The projects are also conscious of the needs that they have as yet been unable to meet, and which international experience suggests are vital to supporting families and children more effectively. This includes the children’s access to early childhood care and education centres, either through their inclusion in existing facilities or promoting the development of new centres. The benefits such centres bring to the child are well attested in terms of skills acquisition and peer relationships while increasing their readiness for attendance at primary schools [
24]. Caregivers also gain through having time for income generation at home or through employment. Experience in neighbouring countries suggests that such centres need to be culturally relevant with additional support given to help with the management of the learning needs of the preschoolers [
25]. The Simple Guide with visiting support from home visitors are two assets the projects could offer to early childhood centres. Also training courses could be offered for centre staff.
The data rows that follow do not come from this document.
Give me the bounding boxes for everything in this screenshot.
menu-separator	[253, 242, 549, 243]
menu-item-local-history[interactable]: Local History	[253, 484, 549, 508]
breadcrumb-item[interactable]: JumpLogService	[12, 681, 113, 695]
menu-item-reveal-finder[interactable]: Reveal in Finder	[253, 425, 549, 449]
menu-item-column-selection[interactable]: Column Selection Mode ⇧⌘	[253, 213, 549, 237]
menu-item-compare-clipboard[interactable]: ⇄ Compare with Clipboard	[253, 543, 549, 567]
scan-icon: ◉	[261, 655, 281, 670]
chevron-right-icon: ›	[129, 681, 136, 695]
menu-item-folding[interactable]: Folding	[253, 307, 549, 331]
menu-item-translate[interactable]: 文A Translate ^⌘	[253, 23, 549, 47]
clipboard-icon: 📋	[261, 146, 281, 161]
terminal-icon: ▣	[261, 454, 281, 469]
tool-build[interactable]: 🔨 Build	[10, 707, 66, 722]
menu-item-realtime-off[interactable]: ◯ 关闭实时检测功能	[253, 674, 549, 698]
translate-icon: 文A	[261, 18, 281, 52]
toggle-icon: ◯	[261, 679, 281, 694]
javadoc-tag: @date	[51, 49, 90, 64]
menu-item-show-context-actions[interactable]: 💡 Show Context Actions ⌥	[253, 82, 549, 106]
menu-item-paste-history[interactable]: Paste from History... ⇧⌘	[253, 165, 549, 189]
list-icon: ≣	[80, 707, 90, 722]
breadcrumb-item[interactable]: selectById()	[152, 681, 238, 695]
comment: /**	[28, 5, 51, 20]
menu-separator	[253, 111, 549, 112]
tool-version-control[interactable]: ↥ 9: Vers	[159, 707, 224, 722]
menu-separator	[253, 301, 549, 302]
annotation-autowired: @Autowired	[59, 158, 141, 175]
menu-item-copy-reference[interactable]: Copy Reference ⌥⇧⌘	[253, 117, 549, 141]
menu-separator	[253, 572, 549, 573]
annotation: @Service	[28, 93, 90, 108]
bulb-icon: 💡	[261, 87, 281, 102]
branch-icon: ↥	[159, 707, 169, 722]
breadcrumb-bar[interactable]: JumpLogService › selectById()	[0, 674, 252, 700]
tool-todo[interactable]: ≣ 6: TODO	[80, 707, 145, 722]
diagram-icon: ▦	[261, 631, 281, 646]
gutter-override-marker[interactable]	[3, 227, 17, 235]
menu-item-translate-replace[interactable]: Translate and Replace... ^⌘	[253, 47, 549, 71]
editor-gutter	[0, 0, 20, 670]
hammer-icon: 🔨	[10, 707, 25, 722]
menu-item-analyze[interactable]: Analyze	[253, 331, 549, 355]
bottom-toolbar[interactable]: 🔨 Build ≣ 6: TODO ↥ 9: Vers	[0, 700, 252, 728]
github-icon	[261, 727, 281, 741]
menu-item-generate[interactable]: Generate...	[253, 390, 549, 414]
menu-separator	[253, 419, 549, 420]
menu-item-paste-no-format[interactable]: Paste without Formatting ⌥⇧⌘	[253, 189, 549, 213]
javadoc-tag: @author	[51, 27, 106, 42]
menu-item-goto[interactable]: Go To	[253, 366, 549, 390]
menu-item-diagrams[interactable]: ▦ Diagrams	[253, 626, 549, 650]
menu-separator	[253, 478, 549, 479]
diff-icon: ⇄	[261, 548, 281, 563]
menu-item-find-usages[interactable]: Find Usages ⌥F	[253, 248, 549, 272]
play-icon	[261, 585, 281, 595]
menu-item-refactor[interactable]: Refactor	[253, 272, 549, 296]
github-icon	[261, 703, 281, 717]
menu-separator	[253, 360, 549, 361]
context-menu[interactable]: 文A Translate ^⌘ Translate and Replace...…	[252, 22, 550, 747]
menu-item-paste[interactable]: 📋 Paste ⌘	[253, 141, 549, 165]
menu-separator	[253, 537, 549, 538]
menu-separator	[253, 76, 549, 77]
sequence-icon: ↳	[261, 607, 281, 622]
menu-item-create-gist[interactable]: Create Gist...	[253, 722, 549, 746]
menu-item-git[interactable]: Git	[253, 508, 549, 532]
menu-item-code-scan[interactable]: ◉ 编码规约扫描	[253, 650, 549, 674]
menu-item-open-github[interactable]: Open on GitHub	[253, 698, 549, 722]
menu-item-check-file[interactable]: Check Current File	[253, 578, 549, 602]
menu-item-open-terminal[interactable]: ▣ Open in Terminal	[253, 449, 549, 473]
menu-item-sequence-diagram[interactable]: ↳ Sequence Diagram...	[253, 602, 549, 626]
Poverty alleviation is a further identified need that requires more sustained attention as the evidence demonstrates the difference this makes to a family’s quality of life. In particular cash transfers under governmental social protection schemes have shown to be effective [
16]. Partnerships with existing schemes are worthy of investigation, allied with instigating income generating projects for families, and ensuring that safeguards are in place to prevent misuse of funds.
Strengthening the advocacy by caregivers and families is likely to be a necessary pre-requisite for gaining governmental support locally and nationally for the above endeavours. Certainly, its effectiveness in relation to improved access to healthcare for example, has been demonstrated. Again, culturally sensitive strategies need to be devised for empowering parents [
26,
27] with inspiration coming from stories of the impact families have had on ensuring government policies are implemented [
28].
Arguably the most challenging question in relation to public health, is this: can national coverage be attained through an aggregation of community-based initiatives? Given the sparsity of the latter in many low-income countries, it may be a premature question to ask but nonetheless one that community-based projects need to have in mind, especially with respect to helping other communities to replicate the supports they provide. Indeed, the two Zimbabwean projects are an example of sharing their training resources, and this article, and others cited in it, enable the learning they have accumulated to be passed on to many other practitioners in Africa and beyond. As more community-based projects develop, they could form networks among themselves to exchange information, knowledge and stories of outcomes. The network might create training resources for use with paid and volunteer family supporters or to promote the empowerment of family members. As a network they will become more powerful advocates with national governments in particular, around policy implementation and funding [
29]. And here’s a concluding thought. Ultimately the delivery of government policy is dependent on its uptake by communities and their citizens. It is therefore in their interests to nurture community-led actions if policy implementation is to be assured.